Irã rejeita proposta de paz dos Estados Unidos e enfrenta ameaças de Trump
O governo do Irã rejeitou formalmente nesta quarta-feira (25) uma proposta de paz elaborada pelos Estados Unidos para encerrar o conflito no Oriente Médio, classificando o plano americano como "excessivo e desconectado da realidade". Em resposta imediata, a Casa Branca emitiu uma dura advertência, com a porta-voz presidencial Karoline Leavitt declarando que o presidente Donald Trump "vai desencadear o inferno" contra o país persa se não aceitar um acordo.
Declarações inflamadas da administração Trump
Durante coletiva de imprensa, Karoline Leavitt, secretária de imprensa de Trump, foi questionada sobre a rejeição iraniana e respondeu com tom ameaçador: "Se o Irã não aceitar a realidade do momento atual, se não entender que foi derrotado militarmente e que continuará sendo, o presidente Trump garantirá que receba golpes mais duros do que quaisquer que já tenha recebido antes". Ela acrescentou com firmeza: "O presidente Trump não está blefando e está preparado para desencadear o inferno. O Irã não deve se enganar novamente".

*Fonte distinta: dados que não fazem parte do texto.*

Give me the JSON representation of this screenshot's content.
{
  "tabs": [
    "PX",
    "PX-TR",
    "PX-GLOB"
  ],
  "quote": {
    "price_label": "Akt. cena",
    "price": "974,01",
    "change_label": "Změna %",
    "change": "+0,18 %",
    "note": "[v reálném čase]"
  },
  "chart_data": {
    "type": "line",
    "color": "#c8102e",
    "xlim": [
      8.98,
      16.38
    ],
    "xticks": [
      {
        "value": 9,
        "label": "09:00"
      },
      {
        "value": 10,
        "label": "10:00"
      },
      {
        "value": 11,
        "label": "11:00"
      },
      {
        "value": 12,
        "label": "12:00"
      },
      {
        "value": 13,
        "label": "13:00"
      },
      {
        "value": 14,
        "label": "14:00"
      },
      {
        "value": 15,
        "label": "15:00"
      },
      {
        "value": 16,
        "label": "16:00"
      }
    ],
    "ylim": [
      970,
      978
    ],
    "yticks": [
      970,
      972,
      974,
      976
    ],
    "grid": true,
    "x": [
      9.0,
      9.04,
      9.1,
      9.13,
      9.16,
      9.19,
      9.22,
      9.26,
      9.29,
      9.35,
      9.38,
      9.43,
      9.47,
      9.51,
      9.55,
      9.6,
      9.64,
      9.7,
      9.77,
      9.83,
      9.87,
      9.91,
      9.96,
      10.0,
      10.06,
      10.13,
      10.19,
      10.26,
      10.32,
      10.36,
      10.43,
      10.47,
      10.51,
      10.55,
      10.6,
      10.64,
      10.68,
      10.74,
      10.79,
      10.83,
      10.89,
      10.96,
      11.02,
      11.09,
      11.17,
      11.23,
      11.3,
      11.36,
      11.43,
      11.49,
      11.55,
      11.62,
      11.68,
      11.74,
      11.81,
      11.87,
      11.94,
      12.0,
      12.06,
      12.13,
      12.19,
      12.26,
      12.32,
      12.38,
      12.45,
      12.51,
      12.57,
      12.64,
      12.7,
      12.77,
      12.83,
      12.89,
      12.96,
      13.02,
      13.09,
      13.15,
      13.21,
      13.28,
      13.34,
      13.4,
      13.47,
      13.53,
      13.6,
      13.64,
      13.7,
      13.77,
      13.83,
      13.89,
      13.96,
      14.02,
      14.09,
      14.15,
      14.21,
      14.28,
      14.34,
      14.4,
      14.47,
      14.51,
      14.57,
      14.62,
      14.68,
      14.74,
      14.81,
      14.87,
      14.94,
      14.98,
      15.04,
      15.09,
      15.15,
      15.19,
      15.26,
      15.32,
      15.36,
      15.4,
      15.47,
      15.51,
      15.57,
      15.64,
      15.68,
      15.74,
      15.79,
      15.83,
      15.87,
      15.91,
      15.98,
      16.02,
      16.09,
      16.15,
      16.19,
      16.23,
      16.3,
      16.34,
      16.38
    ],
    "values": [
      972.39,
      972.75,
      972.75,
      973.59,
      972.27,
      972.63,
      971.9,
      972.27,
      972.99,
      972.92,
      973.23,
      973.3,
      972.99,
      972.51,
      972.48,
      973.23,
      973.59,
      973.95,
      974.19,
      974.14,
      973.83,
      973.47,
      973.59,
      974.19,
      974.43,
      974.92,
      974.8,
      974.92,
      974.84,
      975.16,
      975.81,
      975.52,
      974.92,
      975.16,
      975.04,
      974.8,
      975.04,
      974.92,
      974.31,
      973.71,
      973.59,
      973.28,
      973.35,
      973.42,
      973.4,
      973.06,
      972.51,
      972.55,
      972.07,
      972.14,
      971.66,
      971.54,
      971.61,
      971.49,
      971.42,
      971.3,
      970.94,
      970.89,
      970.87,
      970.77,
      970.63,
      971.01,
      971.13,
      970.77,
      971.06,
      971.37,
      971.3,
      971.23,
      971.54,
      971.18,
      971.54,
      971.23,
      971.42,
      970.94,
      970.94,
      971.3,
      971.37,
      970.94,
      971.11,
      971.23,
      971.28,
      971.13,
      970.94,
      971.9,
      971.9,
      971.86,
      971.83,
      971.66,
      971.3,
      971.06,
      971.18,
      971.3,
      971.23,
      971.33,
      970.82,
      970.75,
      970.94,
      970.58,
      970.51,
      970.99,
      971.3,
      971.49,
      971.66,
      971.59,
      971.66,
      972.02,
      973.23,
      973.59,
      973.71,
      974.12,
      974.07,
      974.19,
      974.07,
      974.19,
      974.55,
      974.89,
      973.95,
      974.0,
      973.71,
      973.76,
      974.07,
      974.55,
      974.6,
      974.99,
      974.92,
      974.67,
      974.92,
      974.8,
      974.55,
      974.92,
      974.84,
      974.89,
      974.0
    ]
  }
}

Posição firme do governo iraniano
Através da rede estatal de televisão Press TV, as autoridades iranianas não apenas rejeitaram a proposta americana, mas apresentaram sua própria contraproposta para resolver a crise na região. Teerã deixou claro que Donald Trump não ditará unilateralmente o fim da guerra, demonstrando resistência frente às pressões diplomáticas e militares dos Estados Unidos. Esta postura reflete a determinação do regime em manter sua autonomia nas negociações de paz.
Preocupação internacional crescente
Paralelamente às tensões entre Washington e Teerã, o secretário-geral das Nações Unidas, António Guterres, expressou profunda preocupação com a escalada do conflito. Em declaração contundente, Guterres afirmou que a guerra saiu do controle e está se encaminhando para se transformar em um conflito maior e mais espalhado geograficamente, com potencial para desestabilizar toda a região do Oriente Médio.
Desaprovação da opinião pública americana
A postura beligerante do governo Trump também enfrenta críticas internas significativas. Uma nova pesquisa realizada pelo centro de estudos Associated Press em parceria com o NORC revela que aproximadamente 59% dos americanos entrevistados consideram que a ação militar dos Estados Unidos no Irã foi excessiva. Este dado indica um crescente descontentamento da população com a estratégia de confronto direto adotada pela administração atual.
O impasse diplomático entre os dois países parece longe de uma resolução pacífica, com ambos os lados adotando posições inflexíveis. Enquanto os Estados Unidos insistem em termos de rendição militar, o Irã defende uma solução negociada que preserve sua soberania. A comunidade internacional observa com apreensão as possíveis consequências desta crise geopolítica que ameaça expandir-se além das fronteiras atuais.